Mein Bruder biegt in die Straße ein und hält mit dem Auto bei mir ein, ich steige ein und umarme ihn. „Danke fürs abholen", meine ich und lächele ihn an. „Kein Ding, ich will ja nicht, dass dir etwas passiert", anfangs lächelte er noch, doch zum Ende hin wurde seine Miene düster und besorgt. Yaris wartet bis ich mich angeschnallt habe, dann fährt er los, die Straße entlang, die von Straßenlaternen erleuchtet wird, um zurück auf die Hauptstraße zu kommen.
„Wir müssen noch Pa abholen", informiert er dich an, als auf der Hauptstraße nach links abbiegt um in den Nordteil der Stadt zu kommen, wo das Krankenhaus ist und damit auch der Standort der Rettungsstelle. Ich nicke und schaue hinaus in die Nacht, es ist komplett dunkel, Sterne sieht man auf Grund der Lichte der Stadt eh selten, doch heute verhängen Wolken den Himmel.
Wir fahren die Hauptstraße entlang, vielleicht etwas zu schnell als erlaubt, als wir das Polizeiauto hinter uns bemerken, automatisch balle ich meine Hände zu Fäusten, ich hatte Autokontrollen schon immer gehasst und auch Mr.Lenais Tod hatte nicht dazu beigetragen, dass ich die Polizei mochte.
Mein Bruder setzte den Blinker und fuhr rechts ran. Dann ließ er das Fenster runter, schaltete die Musik ab und legte die Hände auf das Armaturenbrett, ich tat es ihm nach.
Dies war auch eine der vielen Lektionen, die wir früh gelernt hatten, werdet ihr von der Polizei angehalten, nehmt die Hände dorthin, wo die Polizisten sie sehen können und zeigt, dass ihr unbewaffnet seid. Meckert nicht rum, dass ihr aufgehalten werdet, werdet nicht frech, respektlos oder ungeduldig, befolgt ihre Anweisungen und widersetzt euch nicht. Und wenn ihr im Auto seid und aussteigen müsst, lasst die Hände auf dem Autodach und bewegt euch nicht, greift auf keinen Fall durch das Fenster ins Auto, holt ja nichts raus, der Polizist wird denken, ihr holt ein Waffe und dann wird er euch erschießen.
Dieser Vortrag meines Vater geht mir durch den Kopf, während wir warten, dass einer der Polizisten auftaucht.
„Was meinst du, warum sind wir angehalten worden?", will ich von Yaris wissen und schaue ihn ängstlich an, Autokontrollen riefen in mir eine böse Erinnerung hervor. „Ich weiß es nicht, ich war maximal 10kmh zu schnell, normalerweise kein Grund uns anzuhalten", antwortet mein Bruder, aber als mein Bruder meinen ängstlichen Blick sieht, berührt er kurz meinen Arm und meint dann: „ Uns wird nicht passieren Oryana, wir machen das was die Polizisten sagen und es wird nichts passieren, wie das, was vor sieben Jahren passiert ist." Ich nicke, in der Hoffnung, dass Yaris recht hat.

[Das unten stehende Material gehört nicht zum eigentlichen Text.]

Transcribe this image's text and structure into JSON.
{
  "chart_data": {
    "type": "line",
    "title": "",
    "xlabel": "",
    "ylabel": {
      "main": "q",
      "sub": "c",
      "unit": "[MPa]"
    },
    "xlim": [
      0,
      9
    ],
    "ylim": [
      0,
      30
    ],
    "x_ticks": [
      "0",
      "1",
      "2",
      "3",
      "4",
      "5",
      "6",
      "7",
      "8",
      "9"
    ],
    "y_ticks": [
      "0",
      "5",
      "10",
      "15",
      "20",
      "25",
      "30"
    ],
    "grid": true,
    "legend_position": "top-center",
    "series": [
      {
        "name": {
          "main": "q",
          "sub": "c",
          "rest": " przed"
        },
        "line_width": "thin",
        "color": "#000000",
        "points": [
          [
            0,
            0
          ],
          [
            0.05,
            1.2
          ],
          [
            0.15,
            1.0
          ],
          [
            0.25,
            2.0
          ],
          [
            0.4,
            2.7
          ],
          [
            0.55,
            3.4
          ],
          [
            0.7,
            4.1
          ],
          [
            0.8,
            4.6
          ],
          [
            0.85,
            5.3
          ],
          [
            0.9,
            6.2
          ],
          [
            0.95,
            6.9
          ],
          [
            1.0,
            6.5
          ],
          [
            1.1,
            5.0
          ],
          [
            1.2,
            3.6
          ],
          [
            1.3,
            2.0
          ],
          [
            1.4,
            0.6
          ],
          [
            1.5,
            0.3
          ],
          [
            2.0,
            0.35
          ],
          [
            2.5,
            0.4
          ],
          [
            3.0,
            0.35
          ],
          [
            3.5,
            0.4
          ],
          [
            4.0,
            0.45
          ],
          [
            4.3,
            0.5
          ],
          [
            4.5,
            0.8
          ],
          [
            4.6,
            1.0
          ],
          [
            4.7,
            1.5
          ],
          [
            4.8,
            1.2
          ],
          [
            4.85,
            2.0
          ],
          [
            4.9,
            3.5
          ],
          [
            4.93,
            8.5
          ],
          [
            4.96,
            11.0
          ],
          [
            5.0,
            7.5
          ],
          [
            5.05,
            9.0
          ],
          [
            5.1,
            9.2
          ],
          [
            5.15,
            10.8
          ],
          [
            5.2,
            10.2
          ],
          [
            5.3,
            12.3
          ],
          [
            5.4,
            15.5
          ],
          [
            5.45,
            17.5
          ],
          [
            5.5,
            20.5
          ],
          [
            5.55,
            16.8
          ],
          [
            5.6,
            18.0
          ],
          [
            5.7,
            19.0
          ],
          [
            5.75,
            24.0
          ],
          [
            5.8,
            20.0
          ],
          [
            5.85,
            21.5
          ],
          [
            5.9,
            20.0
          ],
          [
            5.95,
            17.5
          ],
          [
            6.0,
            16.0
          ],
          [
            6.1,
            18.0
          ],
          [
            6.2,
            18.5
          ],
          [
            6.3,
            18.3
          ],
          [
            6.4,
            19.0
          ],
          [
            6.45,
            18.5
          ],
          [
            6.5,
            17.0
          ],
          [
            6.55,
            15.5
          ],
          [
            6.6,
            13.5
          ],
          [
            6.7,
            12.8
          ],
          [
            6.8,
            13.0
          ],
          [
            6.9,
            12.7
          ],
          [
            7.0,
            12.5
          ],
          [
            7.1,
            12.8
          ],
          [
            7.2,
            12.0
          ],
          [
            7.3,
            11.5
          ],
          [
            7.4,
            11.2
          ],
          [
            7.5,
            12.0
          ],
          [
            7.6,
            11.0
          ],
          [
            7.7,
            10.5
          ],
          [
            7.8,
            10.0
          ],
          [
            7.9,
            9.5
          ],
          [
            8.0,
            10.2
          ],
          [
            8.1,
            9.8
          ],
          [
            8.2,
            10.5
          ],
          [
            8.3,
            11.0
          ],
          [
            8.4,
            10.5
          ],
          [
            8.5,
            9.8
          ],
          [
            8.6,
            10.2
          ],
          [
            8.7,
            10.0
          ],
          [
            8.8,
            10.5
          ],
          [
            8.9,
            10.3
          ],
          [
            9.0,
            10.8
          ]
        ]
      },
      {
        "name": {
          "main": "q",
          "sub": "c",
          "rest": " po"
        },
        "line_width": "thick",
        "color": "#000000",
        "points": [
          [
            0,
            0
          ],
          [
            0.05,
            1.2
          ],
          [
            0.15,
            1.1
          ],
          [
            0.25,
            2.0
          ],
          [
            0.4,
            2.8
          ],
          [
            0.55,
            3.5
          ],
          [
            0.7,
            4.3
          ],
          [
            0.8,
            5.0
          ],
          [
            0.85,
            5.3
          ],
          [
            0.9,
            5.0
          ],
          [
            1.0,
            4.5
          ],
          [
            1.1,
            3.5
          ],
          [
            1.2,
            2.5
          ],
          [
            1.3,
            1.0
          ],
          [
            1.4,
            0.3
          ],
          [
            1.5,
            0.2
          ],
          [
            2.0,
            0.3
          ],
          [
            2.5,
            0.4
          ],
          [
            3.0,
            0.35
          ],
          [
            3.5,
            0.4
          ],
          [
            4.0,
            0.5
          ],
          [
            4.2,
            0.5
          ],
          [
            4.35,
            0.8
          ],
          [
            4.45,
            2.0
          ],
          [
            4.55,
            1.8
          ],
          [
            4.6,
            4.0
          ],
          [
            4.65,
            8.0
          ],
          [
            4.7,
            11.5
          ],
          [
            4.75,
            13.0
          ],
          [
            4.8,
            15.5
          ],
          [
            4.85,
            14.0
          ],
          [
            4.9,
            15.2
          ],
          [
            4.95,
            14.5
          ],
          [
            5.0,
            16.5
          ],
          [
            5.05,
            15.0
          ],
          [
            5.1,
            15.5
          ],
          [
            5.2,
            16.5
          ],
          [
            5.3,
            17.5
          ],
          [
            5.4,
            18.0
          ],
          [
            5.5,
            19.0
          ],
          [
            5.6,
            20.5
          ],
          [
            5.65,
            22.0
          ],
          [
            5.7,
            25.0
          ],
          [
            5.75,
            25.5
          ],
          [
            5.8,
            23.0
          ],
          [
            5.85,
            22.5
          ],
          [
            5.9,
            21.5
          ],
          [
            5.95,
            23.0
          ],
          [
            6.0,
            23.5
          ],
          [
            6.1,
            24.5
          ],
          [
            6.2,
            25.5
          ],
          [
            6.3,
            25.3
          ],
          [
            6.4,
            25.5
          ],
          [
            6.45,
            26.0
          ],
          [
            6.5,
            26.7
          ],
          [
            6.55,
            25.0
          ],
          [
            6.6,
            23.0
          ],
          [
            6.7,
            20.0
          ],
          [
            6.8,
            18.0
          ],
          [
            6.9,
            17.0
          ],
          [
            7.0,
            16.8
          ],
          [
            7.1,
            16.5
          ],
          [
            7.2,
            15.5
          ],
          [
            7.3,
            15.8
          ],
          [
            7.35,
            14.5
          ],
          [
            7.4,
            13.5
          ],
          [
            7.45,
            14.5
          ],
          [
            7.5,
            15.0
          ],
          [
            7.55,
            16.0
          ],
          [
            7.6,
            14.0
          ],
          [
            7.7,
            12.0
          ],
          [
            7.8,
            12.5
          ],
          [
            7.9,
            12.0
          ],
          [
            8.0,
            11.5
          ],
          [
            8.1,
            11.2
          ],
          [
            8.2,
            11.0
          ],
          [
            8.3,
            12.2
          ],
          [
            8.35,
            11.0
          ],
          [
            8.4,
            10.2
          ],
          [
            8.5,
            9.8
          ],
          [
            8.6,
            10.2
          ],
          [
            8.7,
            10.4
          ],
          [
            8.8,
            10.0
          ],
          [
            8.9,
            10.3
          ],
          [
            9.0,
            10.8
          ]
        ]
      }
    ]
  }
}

*** 13.07.2020 - 502 Wörter
Dabei erinnere ich mich daran, was vor sieben Jahren passiert ist. Mein Großvater hatte mich von der Schule abgeholt, ich saß auf der Rückbank und wir fuhren die Hauptstraße entlang, als wir wie jetzt von der Polizei angehalten worden sind. Mein Großvater ließ das Fenster herunter und wir warteten, bis der Polizist kam, währenddessen erzählte ich meinem Opa weiter von meinem Tag, doch musste ich schreien, damit er mich verstand, da er sehr schwerhörig war und mich kaum verstand, wenn ich in normaler Lautstärke sprach, selbst wenn ich direkt neben ihm stand.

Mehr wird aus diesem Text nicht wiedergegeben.